(10 am. – promoted by ek hornbeck)
Surprise, surprise. As reported in the New York Times Dealbook, John Corzine, former New Jersey Senator, Governor and CEO of the now defunct MF Global, has been given a pass by Attorney General Eric “It’s too hard” Holder for defrauding investors of about $1 billion.
After 10 months of stitching together evidence on the firm’s demise, criminal investigators are concluding that chaos and porous risk controls at the firm, rather than fraud, allowed the money to disappear, according to people involved in the case.
The hurdles to building a criminal case were always high with MF Global, which filed for bankruptcy in October after a huge bet on European debt unnerved the market. But a lack of charges in the largest Wall Street blowup since 2008 is likely to fuel frustration with the government’s struggle to charge financial executives. Just a few individuals – none of them top Wall Street players – have been prosecuted for the risky acts that led to recent failures and billions of dollars in losses. [..]

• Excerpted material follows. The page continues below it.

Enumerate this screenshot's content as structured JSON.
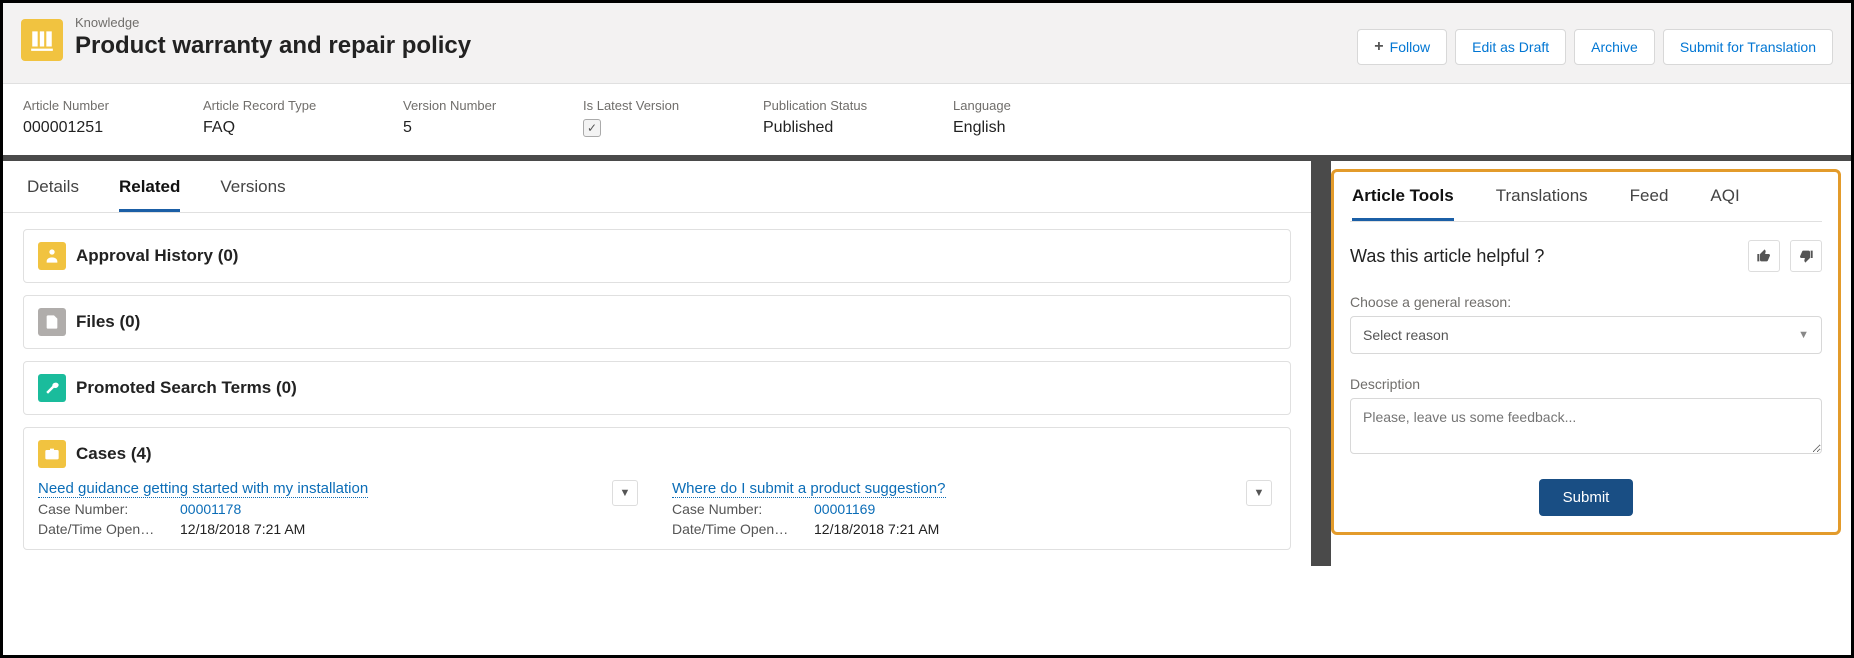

Over at FDL, here is masacchio‘s take on those damned “high hurdles” that the “jury” of Justice Department Wall St. cronies can’t seem to leap:
And by jury, I mean the candy ass prosecutors at the Department of Justice, who have made an in-house decision that it’s just too hard to indict anyone at MF Global, including friend of Barack Jon Corzine, for stealing billions of customer dollars. It’s just impossible that a friend of Eric Holder’s could be found to be criminally responsible for allowing a company to steal money from its customers to give to its bank, especially when the bank is the much-loved JPMorgan Chase. After all, the Department of Eric Holder is made up of peers of the MF Global crowd, so it’s just like a real trial.
These chicken-shits have been telling reporters from the beginning that there were really high hurdles to prosecution, as if this were some sort of Olympic event. They tell the reporters that “chaos and porous risk controls at the firm, rather than fraud, allowed the money to disappear”. The billions in losses were beyond human control, and nothing can be done, a phrasing which perfectly mirrors DOJ’s passivity in the face of one of the biggest heists in history.
It’s just too hard to investigate fraud. Investors are so screwed.